Blessée dans son orgueil, la Société générale repart sur de nouvelles bases, adoptant une stratégie qui s'avèrera très payante et qui reposera sur le développement des relais de croissance que sont la banque de détail dans les pays émergents, essentiellement en Europe de l'Est, les services financiers spécialisés et la gestion d'actifs.
Les cash flows dégagés par sa banque d'investissement, une des plus rentables en Europe, et les réseaux français servent à financer cette expansion, qui trouve grâce aux yeux du marché.
La valeur du titre Société générale sera ainsi multipliée par 3,8 entre fin août 1999, après l'épilogue de la bataille avec la BNP, et le plus haut de 162 euros touché au printemps 2007.

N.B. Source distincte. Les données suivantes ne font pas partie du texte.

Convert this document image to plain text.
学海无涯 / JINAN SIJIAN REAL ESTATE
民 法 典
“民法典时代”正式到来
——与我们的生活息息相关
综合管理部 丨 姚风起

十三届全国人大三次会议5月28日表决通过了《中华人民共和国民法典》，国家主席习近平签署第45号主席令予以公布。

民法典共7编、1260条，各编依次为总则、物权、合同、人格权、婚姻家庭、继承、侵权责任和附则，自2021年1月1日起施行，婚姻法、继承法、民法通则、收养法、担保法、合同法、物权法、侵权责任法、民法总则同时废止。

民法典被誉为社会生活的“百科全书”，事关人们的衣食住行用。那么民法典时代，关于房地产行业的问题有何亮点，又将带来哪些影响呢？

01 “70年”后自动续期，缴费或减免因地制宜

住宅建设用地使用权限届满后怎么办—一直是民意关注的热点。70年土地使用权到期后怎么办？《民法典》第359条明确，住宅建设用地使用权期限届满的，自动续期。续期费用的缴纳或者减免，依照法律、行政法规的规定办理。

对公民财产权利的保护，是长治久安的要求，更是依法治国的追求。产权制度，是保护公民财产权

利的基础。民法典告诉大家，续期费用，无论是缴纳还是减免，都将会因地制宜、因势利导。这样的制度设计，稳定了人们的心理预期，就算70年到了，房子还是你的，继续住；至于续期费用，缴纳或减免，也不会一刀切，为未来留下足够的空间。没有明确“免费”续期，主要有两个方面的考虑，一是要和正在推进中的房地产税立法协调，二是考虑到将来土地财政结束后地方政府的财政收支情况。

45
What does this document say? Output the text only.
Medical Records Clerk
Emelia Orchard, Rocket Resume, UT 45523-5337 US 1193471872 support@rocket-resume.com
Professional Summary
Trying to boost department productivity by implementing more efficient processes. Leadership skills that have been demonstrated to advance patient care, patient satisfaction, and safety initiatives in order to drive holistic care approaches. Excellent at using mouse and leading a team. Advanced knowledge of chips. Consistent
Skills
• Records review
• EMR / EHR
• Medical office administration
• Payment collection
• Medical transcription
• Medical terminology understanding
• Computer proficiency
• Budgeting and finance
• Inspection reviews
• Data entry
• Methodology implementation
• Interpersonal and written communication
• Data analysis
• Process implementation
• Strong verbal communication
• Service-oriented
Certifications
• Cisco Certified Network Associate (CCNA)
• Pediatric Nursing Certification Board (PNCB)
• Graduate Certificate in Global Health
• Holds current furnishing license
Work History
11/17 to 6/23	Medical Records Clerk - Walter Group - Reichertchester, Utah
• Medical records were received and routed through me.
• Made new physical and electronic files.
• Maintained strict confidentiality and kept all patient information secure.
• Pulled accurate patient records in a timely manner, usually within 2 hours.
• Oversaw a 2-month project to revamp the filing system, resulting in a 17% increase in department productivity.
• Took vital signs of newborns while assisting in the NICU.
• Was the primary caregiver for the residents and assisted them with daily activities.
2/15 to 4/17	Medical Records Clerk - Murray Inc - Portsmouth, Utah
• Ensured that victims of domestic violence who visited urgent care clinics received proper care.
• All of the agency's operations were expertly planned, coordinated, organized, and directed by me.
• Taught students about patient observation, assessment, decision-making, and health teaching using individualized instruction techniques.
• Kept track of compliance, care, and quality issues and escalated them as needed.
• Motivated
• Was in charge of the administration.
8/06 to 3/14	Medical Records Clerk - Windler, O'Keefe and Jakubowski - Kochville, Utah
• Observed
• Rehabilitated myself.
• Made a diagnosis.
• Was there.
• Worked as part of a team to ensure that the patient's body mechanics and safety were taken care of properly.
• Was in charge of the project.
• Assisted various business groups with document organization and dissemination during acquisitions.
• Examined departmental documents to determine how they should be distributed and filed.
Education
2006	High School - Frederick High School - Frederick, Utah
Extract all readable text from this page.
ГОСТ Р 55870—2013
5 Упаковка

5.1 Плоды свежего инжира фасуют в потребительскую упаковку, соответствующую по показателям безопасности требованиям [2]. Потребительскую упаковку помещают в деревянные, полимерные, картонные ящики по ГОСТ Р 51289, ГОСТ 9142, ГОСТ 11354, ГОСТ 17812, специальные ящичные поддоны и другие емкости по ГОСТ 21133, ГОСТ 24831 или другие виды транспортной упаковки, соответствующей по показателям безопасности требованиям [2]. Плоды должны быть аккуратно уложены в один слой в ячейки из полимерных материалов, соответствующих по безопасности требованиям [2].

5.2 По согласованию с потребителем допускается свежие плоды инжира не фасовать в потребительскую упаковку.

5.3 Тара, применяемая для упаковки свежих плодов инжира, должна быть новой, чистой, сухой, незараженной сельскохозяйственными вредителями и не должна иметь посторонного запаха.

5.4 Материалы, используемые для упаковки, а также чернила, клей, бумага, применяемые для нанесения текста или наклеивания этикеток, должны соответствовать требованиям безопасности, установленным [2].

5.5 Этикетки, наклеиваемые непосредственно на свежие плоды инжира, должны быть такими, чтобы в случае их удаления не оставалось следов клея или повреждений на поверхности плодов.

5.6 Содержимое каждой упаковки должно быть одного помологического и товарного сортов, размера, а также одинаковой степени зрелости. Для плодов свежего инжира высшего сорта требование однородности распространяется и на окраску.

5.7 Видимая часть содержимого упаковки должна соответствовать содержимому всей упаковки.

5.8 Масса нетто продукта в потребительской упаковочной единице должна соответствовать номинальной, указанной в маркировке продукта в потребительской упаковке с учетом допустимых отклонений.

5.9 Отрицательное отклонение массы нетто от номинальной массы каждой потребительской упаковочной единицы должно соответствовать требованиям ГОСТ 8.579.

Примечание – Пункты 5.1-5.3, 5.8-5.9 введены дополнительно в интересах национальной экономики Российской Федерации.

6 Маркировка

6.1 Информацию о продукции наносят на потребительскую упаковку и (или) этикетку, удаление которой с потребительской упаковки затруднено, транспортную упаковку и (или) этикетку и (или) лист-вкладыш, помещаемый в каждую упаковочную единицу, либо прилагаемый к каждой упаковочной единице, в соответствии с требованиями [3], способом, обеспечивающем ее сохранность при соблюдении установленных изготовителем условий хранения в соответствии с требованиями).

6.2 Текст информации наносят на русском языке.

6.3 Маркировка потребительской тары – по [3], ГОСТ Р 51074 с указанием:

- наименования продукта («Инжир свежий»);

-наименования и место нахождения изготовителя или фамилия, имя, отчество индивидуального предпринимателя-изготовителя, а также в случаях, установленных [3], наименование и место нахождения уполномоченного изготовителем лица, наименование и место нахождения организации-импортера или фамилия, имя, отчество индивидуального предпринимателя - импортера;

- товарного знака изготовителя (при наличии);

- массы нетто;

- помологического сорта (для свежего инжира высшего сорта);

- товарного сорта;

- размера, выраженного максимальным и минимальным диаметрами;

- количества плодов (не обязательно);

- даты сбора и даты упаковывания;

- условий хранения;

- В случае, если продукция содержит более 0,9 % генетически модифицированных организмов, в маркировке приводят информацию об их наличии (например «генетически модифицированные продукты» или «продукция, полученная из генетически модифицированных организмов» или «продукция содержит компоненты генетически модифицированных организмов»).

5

Cette évolution tient pour l'essentiel au parcours impressionnant réalisé par la banque mais aussi en partie à son caractère spéculatif, les marchés s'interrogeant à intervalles réguliers sur sa capacité à rester à l'écart du mouvement de consolidation du secteur financier en Europe.
Daniel Bouton a toujours défendu la même position sur le sujet, à savoir que la Société générale a les moyens de continuer à se développer seule de façon rentable et qu'une fusion ne s'imposerait que si elle lui permettait de faire mieux encore.
Si elle parvient à redresser la barre après cette perte de trading qui fera date dans l'histoire financière, la banque devra se reposer la question de façon aiguë et ce ne sera pas forcément Daniel Bouton qui apportera la réponse.